Once the tour was over, the students got their hands dirty, suiting up with work boots and gloves and grabbing tools such as shovels and wheelbarrows. Some students began working in the bird enclosures, painting them, removing debris, hosing and scrubbing the floors. Others helped prep for the new peccary enclosure by moving cinder blocks, shoveling sand and rocks, and mixing cement. It rained on and off in the morning, as we took a break to drink lemonade and snack on watermelon, but the afternoon was a cool and steady 80 degrees.

Toward the end of the day, we learned about a neighborhood Zumba class! Half of the group was adventurous enough to sign on for that, while the other half decided to take advantage of downtime with friends. The latter part of the group met up as they walked from one host home to the next, meeting one another’s new families and exploring the neighborhood. Rumor has it, ten kids tried to watch a scary movie, but the furniture they sat on didn’t exactly hold their weight…

Meanwhile, Ms. Hampton accompanied half a dozen ladies to Zumba. Upon arrival, it was clear that this was a true community event, with people from all over el pueblo coming together under the bare bones, outdoor shelter to shake what their mamas gave them. We even saw our chauffeur and the cook from the rescue center there, and everyone who came seemed to bring 5 of their closest friends and family. There was also an entire middle school group there, dancing along in uniform, and in formation! Many mothers held weights while juggling the complex dance moves AND watching their small children wandering nearby. Everyone seemed to know each other, and when it was over, the Zumba teacher thanked her “Chicago friends” for coming.

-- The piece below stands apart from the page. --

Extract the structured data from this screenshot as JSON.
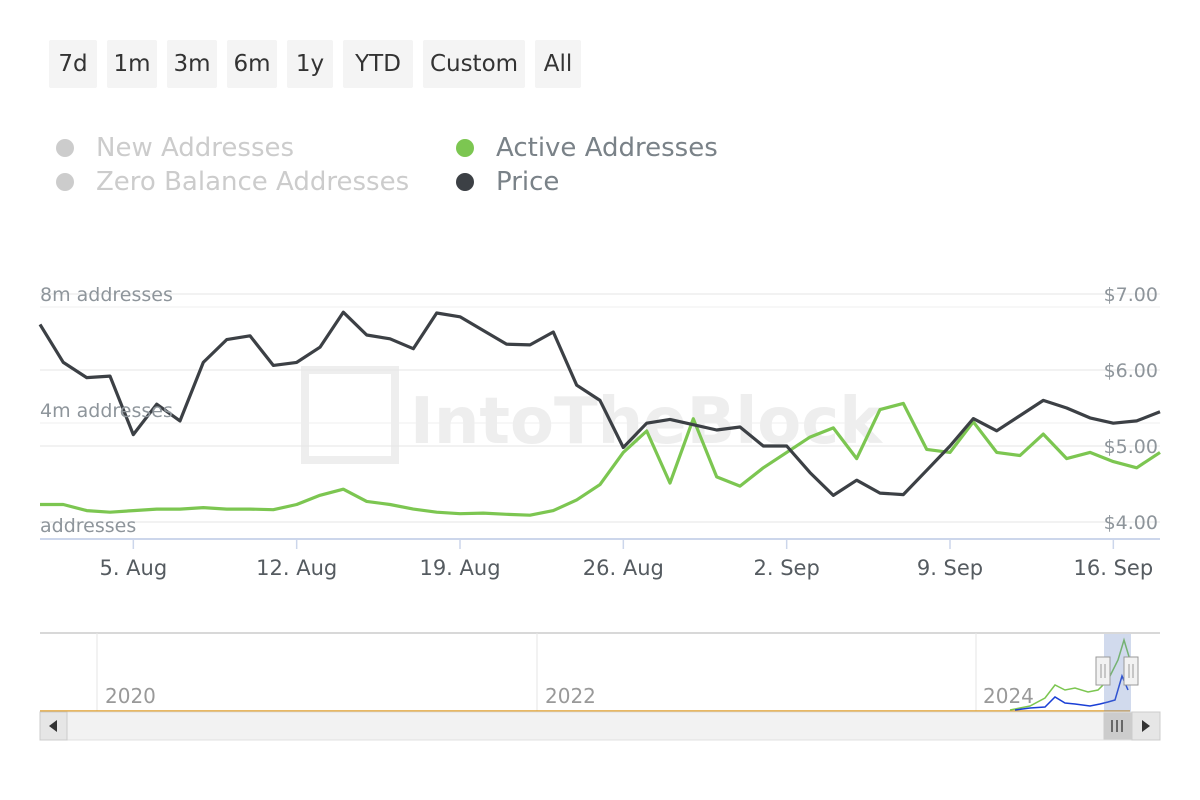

It was difficult to catch on at times, but all of the Comer Catamounts gave it their best go, laughing and sweating equally hard along the way.

After that, it was time to return to our respective homes, eat dinner, and get ready for bed. Some students caught up with family and friends, telling them of all the different animals they encountered and showing them the pets and rooms in their houses over video chat. We slept hard and long, knowing that the next day would be full of volunteering, rain or shine.